In only its third season, the GREENShowroom gave Berlin Fashion Week a more verdant hue this past week. Founded in 2009 by designers Magdalena Schaffrin and Jana Keller on the belief that the future of lifestyle products lies in both luxury and sustainability, the self-described “unconventional trade fair/showroom” featured 40 high-end apparel, accessory, beauty. and food brands whose products are as socially responsible as they are ecologically sustainable. Ecouterre scoped the three-day trade fair to bring you some of its highlights.
The Spring/Summer 2012 collection of veteran brand Studio JUX ("jux" means “fun” in German) brims with sexy, feminine pieces. Using varied sustainable materials such as wood pulp, organic cotton, and fish leather, Jux makes its garments in its own factory in Nepal, where designer Jitske Lundgren and third-party verifier Fair Wear Foundation ensure working conditions meet a code of labor standards based on the International Labour Organization convention and the United Nations' Declaration of Human Rights. Above, Jux manager Carlien Helmink dons a light, soft, slouch dress with a swooping neckline.
The Rooters is a German label that digs deep with urban-chic accessories made of rhubarb-tanned leather. The entire production process, from the cultivation of its crops to the manufacturing of the products, occurs in Germany. A scientist of "aroma analysis," The Rooters founder Anne-Christian Bansleben, pictured above, shows off a clean, classic shopping tote.

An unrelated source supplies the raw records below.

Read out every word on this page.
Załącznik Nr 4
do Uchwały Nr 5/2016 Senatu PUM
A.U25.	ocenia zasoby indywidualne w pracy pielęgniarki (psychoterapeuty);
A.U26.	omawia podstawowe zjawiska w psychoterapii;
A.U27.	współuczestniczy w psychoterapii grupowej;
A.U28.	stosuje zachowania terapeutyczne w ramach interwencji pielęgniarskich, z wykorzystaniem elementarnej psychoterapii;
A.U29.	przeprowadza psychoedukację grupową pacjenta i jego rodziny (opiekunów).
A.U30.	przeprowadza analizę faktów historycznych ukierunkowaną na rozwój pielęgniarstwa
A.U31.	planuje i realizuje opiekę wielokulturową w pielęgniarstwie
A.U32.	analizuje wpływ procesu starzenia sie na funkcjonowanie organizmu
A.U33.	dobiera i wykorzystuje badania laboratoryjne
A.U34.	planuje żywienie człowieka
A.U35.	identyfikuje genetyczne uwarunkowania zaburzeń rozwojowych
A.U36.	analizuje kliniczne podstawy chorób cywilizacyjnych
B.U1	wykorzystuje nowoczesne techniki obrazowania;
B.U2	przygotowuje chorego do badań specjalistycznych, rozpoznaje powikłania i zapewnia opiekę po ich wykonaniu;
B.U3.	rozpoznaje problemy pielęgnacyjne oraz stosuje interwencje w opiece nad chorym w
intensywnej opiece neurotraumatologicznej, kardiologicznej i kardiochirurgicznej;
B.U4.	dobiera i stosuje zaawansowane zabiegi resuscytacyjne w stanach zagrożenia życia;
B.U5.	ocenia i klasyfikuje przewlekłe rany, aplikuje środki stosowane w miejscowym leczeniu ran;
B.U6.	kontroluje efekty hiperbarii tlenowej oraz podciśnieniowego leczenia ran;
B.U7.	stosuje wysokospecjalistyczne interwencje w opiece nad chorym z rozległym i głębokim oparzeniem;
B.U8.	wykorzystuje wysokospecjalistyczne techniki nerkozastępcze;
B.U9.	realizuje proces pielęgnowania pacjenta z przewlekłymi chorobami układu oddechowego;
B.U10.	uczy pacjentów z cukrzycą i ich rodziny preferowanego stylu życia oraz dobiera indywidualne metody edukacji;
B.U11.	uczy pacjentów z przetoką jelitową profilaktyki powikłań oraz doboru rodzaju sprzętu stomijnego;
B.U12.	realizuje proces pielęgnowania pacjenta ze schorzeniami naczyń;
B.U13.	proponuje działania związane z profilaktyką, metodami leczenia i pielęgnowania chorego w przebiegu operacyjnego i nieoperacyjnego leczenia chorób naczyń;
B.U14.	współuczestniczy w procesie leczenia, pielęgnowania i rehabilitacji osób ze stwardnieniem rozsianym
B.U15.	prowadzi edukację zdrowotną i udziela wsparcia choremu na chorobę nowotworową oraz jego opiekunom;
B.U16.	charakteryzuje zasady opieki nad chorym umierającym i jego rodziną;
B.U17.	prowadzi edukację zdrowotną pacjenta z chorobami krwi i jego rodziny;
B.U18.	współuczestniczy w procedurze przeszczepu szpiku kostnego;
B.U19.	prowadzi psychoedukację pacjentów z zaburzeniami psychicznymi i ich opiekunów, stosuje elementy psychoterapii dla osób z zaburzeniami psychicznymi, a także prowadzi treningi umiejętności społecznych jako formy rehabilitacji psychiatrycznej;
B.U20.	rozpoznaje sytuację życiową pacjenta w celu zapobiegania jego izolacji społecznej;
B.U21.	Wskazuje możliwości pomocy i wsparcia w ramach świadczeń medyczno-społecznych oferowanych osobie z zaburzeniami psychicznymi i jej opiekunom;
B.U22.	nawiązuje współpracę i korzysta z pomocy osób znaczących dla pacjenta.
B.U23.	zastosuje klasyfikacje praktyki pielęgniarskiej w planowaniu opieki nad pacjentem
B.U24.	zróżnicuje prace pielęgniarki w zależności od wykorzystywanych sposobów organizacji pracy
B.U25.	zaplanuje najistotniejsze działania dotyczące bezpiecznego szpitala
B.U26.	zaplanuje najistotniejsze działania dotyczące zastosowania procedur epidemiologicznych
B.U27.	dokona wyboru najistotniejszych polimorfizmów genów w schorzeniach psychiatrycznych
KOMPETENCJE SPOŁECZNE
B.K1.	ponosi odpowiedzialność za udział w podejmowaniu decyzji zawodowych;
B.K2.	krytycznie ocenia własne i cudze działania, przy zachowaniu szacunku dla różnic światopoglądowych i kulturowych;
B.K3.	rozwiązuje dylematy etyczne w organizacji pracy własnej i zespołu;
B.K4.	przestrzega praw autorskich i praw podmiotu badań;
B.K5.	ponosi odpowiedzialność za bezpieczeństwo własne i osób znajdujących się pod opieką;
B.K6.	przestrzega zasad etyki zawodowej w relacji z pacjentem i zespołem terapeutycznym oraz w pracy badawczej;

Good things come in threes, so it's no wonder that Dutch menswear designer Franklin Von Winckelmann presented three labels with his Spring/Summer 2012 collection. Above, his handmade "Tailor Apparel" label offers casual yet sophisticated pieces with decorative stitching that highlights their workmanship. Designed and manufactured in Indonesia, where Von Winckelmann lives, the pieces are made of 100 percent organic cotton certified by the Global Organic Textile Standard.
With seasonless style, Berlin-based Studio Ecocentric’s "Fur Immer” ("forever") collection features elegant pieces with minimalist silhouettes. Another reason we hope this brand is here to stay? Its pieces are made of GOTS-certified cottons and silk, along with vegetable-tanned leathers.
Inspired by renewable energy sources, Berlin designer Kaska Hass presents her first eco-couture collection, "Vent Vert." The angular, lapping lines of the blouse Hass holds above conjure images of wind blowing through turbines.
Schmidttakahashi breathes life into repurposed clothing, offering symmetrical silhouettes and bold patterns balanced with playful touches. Designers Eugenia Schmidt and Mariko Takahashi (pictured above) collect used clothing, combining key elements to create harmonious new apparel. Because each garment has a unique history, Schmidt and Takahashi include QR codes on their clothing tags. Scanned with an iPhone, each code unlocks a story posted by the garment's former owner.
Putting the "fun" in "functional," Hamburg-based Yog:k offers bright monochrome pieces with multiple uses, including jackets that can be worn as pants. "The collection questions the fashion rule, that people should fit the clothes," says designer Laura Krämer. "Instead, why shouldn't clothes conform to the needs and body forms of their wearers?"